In 1969, Corballis married Penny Dawson, and the couple went on to have three children.

==Career==
Corballis was on the faculty at the University of Canterbury for 19 years, before moving to Massey University, where he was appointed professor and head of department of English, and involved in the establishment of that institution's campus at Albany in Auckland. He served on the council of Massey University from 1993 to 1997, and in 1997 was appointed as the first head of the School of English and Media Studies at Massey. In 2001, Corballis was elected to the governing body of the International Association of University Professors of English.
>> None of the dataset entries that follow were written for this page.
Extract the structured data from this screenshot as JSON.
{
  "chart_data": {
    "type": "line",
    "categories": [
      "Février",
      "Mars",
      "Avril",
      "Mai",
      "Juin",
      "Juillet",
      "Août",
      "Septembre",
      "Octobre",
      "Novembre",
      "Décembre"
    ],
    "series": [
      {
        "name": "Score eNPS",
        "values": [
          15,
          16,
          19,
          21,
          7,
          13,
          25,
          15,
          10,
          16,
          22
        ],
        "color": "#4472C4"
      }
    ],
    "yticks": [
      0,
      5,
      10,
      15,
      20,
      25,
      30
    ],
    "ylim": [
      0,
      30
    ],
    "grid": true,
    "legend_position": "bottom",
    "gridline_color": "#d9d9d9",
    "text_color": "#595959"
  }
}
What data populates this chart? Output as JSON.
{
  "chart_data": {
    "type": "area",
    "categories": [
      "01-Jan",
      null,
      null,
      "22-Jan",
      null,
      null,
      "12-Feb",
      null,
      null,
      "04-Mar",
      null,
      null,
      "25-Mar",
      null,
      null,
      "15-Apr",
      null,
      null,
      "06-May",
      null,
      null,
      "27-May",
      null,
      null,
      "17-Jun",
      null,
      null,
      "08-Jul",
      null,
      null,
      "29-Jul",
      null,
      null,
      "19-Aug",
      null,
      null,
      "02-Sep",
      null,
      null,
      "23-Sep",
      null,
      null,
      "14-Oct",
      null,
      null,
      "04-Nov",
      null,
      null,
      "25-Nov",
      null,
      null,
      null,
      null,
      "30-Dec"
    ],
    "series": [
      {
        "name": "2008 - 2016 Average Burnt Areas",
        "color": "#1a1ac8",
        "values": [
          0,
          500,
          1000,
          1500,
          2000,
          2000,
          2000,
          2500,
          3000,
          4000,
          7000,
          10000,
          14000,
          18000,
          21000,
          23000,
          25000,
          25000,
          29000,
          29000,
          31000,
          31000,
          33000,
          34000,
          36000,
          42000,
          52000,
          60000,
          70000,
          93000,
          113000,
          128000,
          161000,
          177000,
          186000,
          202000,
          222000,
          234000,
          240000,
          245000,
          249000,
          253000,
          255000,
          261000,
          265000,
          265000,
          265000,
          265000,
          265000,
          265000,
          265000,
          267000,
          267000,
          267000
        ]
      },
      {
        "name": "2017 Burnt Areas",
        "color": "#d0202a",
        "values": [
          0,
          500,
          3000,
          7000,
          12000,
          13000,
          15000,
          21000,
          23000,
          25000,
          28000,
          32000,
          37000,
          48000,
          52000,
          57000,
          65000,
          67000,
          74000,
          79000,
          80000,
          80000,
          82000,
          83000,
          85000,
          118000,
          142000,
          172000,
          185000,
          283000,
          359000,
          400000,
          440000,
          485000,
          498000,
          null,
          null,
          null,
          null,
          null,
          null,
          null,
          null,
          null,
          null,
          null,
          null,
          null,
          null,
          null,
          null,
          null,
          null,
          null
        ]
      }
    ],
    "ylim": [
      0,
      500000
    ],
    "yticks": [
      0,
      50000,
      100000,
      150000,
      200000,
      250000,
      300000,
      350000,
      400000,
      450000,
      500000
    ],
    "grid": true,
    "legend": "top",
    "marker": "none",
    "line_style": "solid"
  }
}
Corballis' research focused on Irish literature and he was particularly interested in the works of James Joyce. However, he also published the works of other writers, including Witi Ihimaera and Tom Stoppard. In 2008, Corballis was writer in residence at the Michael King Writers Centre in Devonport, Auckland, where he conducted research for a biography of New Zealand playwright, Bruce Mason.

==Later life and death==
Corballis retired from Massey University in 2011. He died in Wellington on 20 July 2016.